Scham ist das Gegenteil von Kunst. Wenn man in seiner Scham lebt, ist alles, was man sieht, unzureichend und peinlich. Ein Leben, in dem man reist, Abenteuer erlebt und sich nicht an langfristige Verpflichtungen bindet, sieht durch die Linse der Scham leer, erbärmlich und töricht aus. Sie haben keinen Partner gefunden. Dein Gesicht altert. Ihr Körper wird nur noch schwächer werden. Dein Geist ist weniger elastisch. Deine Zeit läuft ab. Scham verwandelt jede Emotion in die Manifestation eines Persönlichkeitsfehlers, jede beiläufige Entscheidung in einen riesigen Fehler, jeden kleinen Schnitzer in ein moralisches Versagen. Scham bedeutet, dass Sie verdammt sind, dass Sie nichts erreicht haben und dass es von nun an nur noch bergab geht.

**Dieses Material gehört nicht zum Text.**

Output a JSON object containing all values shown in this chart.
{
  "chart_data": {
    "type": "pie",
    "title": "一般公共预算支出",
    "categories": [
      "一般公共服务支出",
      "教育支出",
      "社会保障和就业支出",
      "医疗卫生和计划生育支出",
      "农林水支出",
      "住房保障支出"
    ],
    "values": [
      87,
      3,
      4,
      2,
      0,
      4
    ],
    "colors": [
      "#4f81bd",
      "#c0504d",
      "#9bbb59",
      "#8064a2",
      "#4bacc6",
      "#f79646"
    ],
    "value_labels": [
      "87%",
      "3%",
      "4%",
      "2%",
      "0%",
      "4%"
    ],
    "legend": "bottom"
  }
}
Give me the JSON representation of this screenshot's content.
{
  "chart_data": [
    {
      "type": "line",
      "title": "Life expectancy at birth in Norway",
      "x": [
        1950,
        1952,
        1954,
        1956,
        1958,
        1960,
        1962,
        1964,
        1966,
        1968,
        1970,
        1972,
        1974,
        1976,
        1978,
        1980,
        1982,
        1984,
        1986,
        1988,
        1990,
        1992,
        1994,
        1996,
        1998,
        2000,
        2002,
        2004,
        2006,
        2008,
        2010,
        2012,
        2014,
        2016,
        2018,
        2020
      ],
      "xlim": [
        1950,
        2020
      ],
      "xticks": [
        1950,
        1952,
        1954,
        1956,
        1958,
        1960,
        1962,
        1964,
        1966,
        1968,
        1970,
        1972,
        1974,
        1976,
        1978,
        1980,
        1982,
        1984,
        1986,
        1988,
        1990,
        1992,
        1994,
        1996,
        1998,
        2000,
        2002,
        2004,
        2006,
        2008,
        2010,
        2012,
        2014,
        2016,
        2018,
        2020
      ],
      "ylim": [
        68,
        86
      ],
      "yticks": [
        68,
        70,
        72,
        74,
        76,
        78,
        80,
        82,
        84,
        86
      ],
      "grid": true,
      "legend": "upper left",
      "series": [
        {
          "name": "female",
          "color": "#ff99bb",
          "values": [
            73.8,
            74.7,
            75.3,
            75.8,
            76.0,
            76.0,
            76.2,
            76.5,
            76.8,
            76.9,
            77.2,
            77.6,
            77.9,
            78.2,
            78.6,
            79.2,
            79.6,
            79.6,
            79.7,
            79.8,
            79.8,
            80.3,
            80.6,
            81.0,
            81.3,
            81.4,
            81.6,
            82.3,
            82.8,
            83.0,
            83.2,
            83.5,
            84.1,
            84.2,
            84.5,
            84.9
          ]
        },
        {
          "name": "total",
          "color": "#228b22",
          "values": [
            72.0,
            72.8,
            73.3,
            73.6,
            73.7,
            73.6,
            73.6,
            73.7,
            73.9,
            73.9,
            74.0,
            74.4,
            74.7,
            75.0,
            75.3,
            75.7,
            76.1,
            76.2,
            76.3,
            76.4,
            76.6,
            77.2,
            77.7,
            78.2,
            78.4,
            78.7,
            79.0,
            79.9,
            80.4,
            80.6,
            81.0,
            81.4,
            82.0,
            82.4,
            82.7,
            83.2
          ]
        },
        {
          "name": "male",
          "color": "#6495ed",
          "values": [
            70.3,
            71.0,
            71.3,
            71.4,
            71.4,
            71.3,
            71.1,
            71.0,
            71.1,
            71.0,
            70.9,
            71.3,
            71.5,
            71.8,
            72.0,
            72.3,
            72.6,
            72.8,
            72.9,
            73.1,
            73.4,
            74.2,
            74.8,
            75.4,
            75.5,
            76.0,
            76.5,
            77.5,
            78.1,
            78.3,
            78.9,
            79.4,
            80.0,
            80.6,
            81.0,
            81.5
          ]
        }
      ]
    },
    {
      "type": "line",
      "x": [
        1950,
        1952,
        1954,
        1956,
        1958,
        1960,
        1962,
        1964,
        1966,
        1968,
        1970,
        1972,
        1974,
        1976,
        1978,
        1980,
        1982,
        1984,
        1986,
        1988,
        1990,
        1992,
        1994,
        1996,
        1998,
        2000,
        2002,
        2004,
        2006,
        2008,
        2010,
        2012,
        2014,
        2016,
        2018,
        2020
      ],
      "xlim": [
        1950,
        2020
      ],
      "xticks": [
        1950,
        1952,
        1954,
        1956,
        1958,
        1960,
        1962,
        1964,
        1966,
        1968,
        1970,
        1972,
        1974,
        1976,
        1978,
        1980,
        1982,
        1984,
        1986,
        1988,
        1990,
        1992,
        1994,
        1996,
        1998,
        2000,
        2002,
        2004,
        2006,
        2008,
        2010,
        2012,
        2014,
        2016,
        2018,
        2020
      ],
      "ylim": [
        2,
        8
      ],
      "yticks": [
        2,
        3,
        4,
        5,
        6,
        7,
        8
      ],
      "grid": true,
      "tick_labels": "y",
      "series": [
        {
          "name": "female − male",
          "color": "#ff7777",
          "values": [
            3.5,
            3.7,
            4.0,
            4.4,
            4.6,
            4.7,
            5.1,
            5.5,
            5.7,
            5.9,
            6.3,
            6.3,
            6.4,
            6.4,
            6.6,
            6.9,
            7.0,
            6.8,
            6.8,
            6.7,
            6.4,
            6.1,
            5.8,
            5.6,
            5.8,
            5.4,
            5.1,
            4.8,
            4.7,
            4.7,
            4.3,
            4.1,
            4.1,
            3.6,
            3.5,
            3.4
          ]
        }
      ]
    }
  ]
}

Sie müssen einen Teil dieser Scham ablegen, die Sie die ganze Zeit mit sich herumtragen. Aber selbst wenn du deine Scham nicht so schnell ablegen kannst, wird sie durch die Brille der Kunst wertvoll. Wenn du neugierig auf deine Scham bist, anstatt dich vor ihr zu fürchten, kannst du die wahre Struktur des Tages und den Reichtum des Augenblicks mit all seinen Fehlern sehen. Man kann mit den Händen an seinen eigenen, sich selbst zerstörenden Kanten entlangfahren, bis man einen Splitter findet, und man kann den Splitter herausziehen und ihn anstarren und betrachten. Wenn du dich deiner Scham mit offenem Herzen stellst, bist du auf dem Weg zur Kunst, auf dem Weg, Freude und Elend, Angst und Hoffnung in den Falten deines Tages zu finden. Selbst wenn dein Job langsam und langweilig und sinnlos ist, selbst wenn sich deine Nachmittage allein tückisch und beängstigend anfühlen, kannst du deine Augen auf die tief hängenden Wolken richten, bis ein winziges Stückchen Sonnenlicht durchkommt. Sie sind am Leben und werden es wahrscheinlich noch viele Jahrzehnte lang sein. Die Zahlen auf Ihren Kreditkartenabrechnungen können sich erschreckend anfühlen, aber Sie können dieses Gefühl annehmen und ihm Gesellschaft leisten, anstatt sich von ihm auffressen zu lassen. Sie können in den Laden an der Ecke gehen, um eine Zeitung zu kaufen, den Wochenendkalender herausnehmen und etwas einkreisen, um sich zu verpflichten, diese eine Sache zu tun. Du kannst eine neue Art von Existenz aufbauen, eine, die sich klein und fehlerhaft und ehrlich anfühlt, aber jeden Tag sammelst du eine Art Schatz an, der nicht verschwindet. Denn anstatt vor der Wahrheit wegzulaufen, heißt man sie willkommen. Du behandelst das, was du hast, nicht als sinnlos. Man arbeitet mit dem, was man hat.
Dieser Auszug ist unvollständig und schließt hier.